DOĞU GUTA/ANKARA – Suriye'nin başkenti Şam'da Beşşar Esed rejiminin ablukasındaki Doğu Guta'da, doktorlar, ilaçsızlık ve gıdasızlık nedeniyle 10 kiloya düşen 8 yaşındaki Rahaf Havva'nın yaşamından umudu kesti. Ölüm döşeğindeki çocuğunun bir de açlık çekmesi, anne Üm Betül'ün acısını ve çaresizliğini artırıyor.

Esed rejiminin ve destekçilerinin 5 yıldır ablukada tuttuğu Doğu Guta bölgesinde, yaklaşık 400 bin sivil yoksulluk, açlık ve zor şartlar altında yaşam mücadelesi veriyor.

Sivil yerel meclislerin verilerine göre, Doğu Guta'da binden fazla çocuk, besin ve ilaç eksikliği nedeniyle ölüm riskiyle karşı karşıya.

Teşhisi konulamayan hastalığıyla mücadele ediyor

Bu çocuklardan biri de Doğu Guta'nın Duma ilçesinde yaşayan 8 yaşındaki Rahaf.

AA muhabirine konuşan annesi Üm Betül'ün anlattığına göre, Rahaf 4 yıl önce babaannesini, ablasını ve teyzesini kaybettiği bir rejim saldırısında evlerinin enkazından canlı olarak kurtarıldı.

Aynı yıl, Rahaf'ın babası Guta'ya insani yardım sokmaya çalıştığı sırada rejim ateşinde katledildi.

Annesi Üm Betül ve kız kardeşiyle kalan Rahaf'ın korku, titreme ve kusmaları devam etti.

İki yıl önce yatağa mahkum olan ve bir daha düzelemeyen Rahaf, kan tahlili ve MR çekimi yapılamadığı için teşhisi konulamayan bir hastalıkla mücadele ediyor.

10 kilograma düştü

İlaçsızlık ve gıdasızlıktan dolayı 25 kilo kaybeden Rahaf, 10 kilograma düştü. 

Rahaf'ı bir deri bir kemik bırakan hastalığı, bitkin, halsiz ve yatağa mahkum bir şekilde onu ölümün eşiğine getirdi.

Sık sık nöbetler geçiren Rahaf, ilaç verilemediği için tüm sinirleri gerilerek acılar içinde çığlık atıyor.

Nefes almakta zorlanan Rahaf'ın başından ayrılmayan annesi, çaresizce yakarıyor.

"Her an ölebileceğinin farkındayım"

Doktorların Rahaf'tan umudu kestiğini ve dua etmesini istediklerini anlatan Üm Betül, "Çocuğumun her an ölebileceğinin farkındayım" diye konuştu.

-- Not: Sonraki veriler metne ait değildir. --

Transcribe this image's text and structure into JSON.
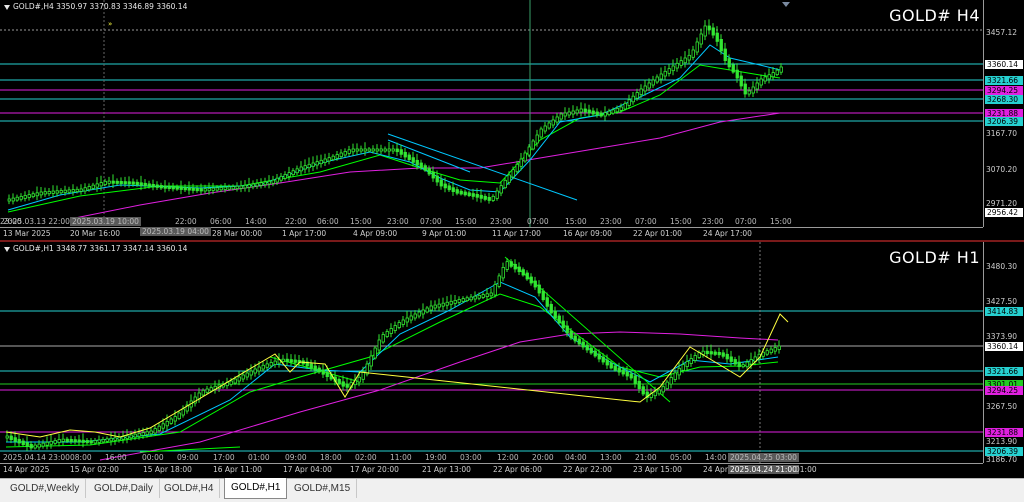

Üm Betül, göz yaşları içinde ve kısık bir ses tonuyla çaresizliğini şöyle anlattı:

"Kızıma antikonvülzan ilaçları lazım. Ağzı sürekli köpürüyor. Nöbet geçirdiğinde zorlukla konuşarak bana seslenmeye çalışıyor. Maalesef hiçbir şey yapamıyorum. Karşısındayım bir şey yapamıyorum. Antikonvülzan ilaçları lazım, pahalı olduğu ve bulunamadığı için elimden bir şey gelmiyor. Kuşatma yüzünden çok acılar çekiyor. İlk kızım bir defa öldü, Rahaf her gün ölüyor."

"Ölümü göze aldık"

Üm Betül, "Saldırılar oluyor. Binanın 5. katında kalıyoruz. Aşağı inmiyorum. Çünkü ölümü göze aldık. Çok yorulduk. Evsiz kaldık darmadağın olduk. Buna da çok şükür" şeklinde konuştu.

Eski günleri özlediğini kaydeden Üm Betül, "Çok acı çektim, artık dayanamıyorum, hastalığı yetmezmiş gibi bir de açlıkla acı çeksin istemiyorum. Dün ona yiyebileceği bir ekmek bulamadım, biraz şeker buldum su ile karıştırıp içirdim." sözleriyle içinde bulundukları durumu anlattı.